Screw You, Socrates!



“The wisest man is he who admits 'I don't know.'”


That paraphrased quote from Socrates, plus the general rule of "save the funny" until the end of the sentence or paragraph, and my first few glimpses at foreign films, are my only memories from my admittedly sporadic college career.


But I've kept Socrates' line in my back pocket ever since, always within reach, to draw like a pistol when others called out my ignorance, or to mentally protect myself when I found I was the one beating myself up for not knowing something.


Lately -- as we face greater collective unknowns than we could've ever imagined pre-COVID-19 (or pre-Trump) -- I'm finding very little comfort in that old Greek's words.


Admitting "we don't know" may seem wise, but these days, it doesn't make us any smarter -- or any safer.


We're all wondering, "When will this end? Will life get back to 'normal'? Or is life forever changed?"


We just don't know.


Sadly, accurate predictions or "models" are impossible because there's been no true federal response to our national disaster. Only bluster, blame-laying and bullshit. (What else is new, right?)


So let's focus on some questions we can answer.


Can we accurately predict when (or if) COVID-19 will be controlled if we don't have widespread testing?


No. We can't.


Is it possible to even attempt contact tracing without thorough testing and follow up?


No. It's not.


Will this ever truly "go away" if the Republican Party continues to literally encourage its membership to keep spreading it?


No. It won't.


Should your kids be forced to go back to school if you still have doubts?


No. Absolutely not.


Can we trust promises of a vaccine from a president who lies repeatedly on a daily basis to save his chances of re-election?


No. Never.


Will our loved ones still be alive if/when we get ever do "get to the other side"?

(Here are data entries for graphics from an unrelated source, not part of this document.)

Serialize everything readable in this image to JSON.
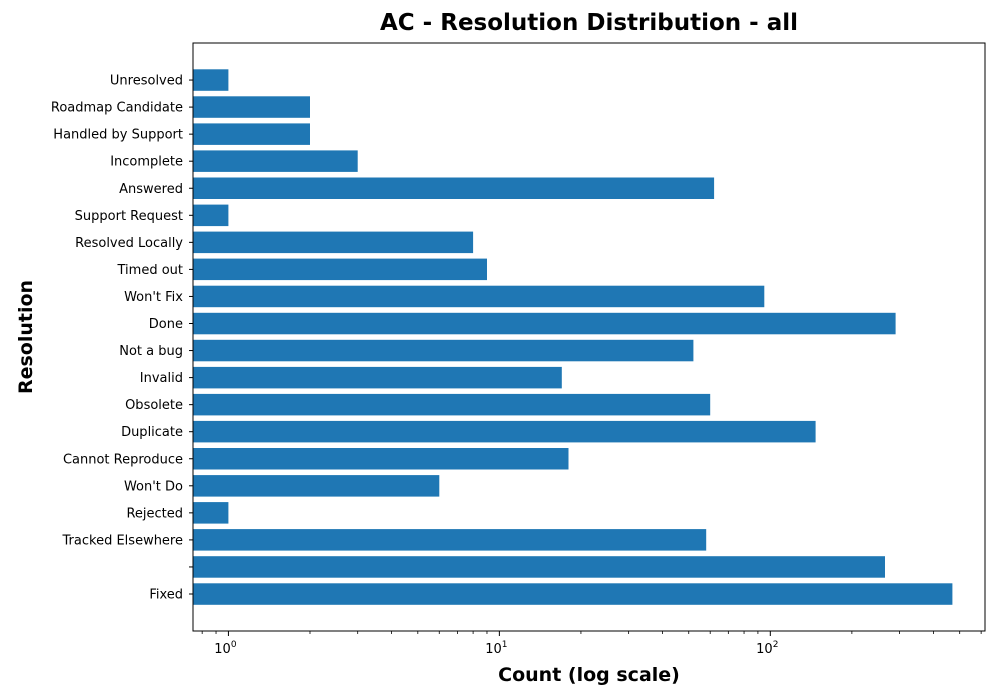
{
  "chart_data": {
    "type": "bar",
    "orientation": "horizontal",
    "title": "AC - Resolution Distribution - all",
    "xlabel": "Count (log scale)",
    "ylabel": "Resolution",
    "xscale": "log",
    "xlim": [
      0.74,
      620
    ],
    "x_ticks": [
      {
        "value": 1,
        "label": "10",
        "exp": "0"
      },
      {
        "value": 10,
        "label": "10",
        "exp": "1"
      },
      {
        "value": 100,
        "label": "10",
        "exp": "2"
      }
    ],
    "categories": [
      "Fixed",
      "",
      "Tracked Elsewhere",
      "Rejected",
      "Won't Do",
      "Cannot Reproduce",
      "Duplicate",
      "Obsolete",
      "Invalid",
      "Not a bug",
      "Done",
      "Won't Fix",
      "Timed out",
      "Resolved Locally",
      "Support Request",
      "Answered",
      "Incomplete",
      "Handled by Support",
      "Roadmap Candidate",
      "Unresolved"
    ],
    "values": [
      470,
      265,
      58,
      1,
      6,
      18,
      147,
      60,
      17,
      52,
      290,
      95,
      9,
      8,
      1,
      62,
      3,
      2,
      2,
      1
    ],
    "color": "#1f77b4",
    "grid": false,
    "legend": "none"
  }
}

We can only hope and pray (and, in the case of me with my family, nag! nag! nag!).


Another piece of my personal philosophy has been, "Assume nothing." Since the early days of my acting career, I kept my sanity in this roller-coaster business by repeating the motto "Only react when there's something to react to."


That particular leitmotif sure is getting a work out these days, as my unemployment-insurance extension nears its end, our savings quickly dwindle, and day jobs prove as illusive as a leading role in a four-camera network sitcom with a live audience.


Will Laurence and I be living in our car six months from now?


I don't know. But so far, I haven't given up hope.


And speaking of hope, here's one thing I do know. I'm voting Democrat in November.

Are you waiting for the "funny" at the end of this story? I'm not that good of a writer.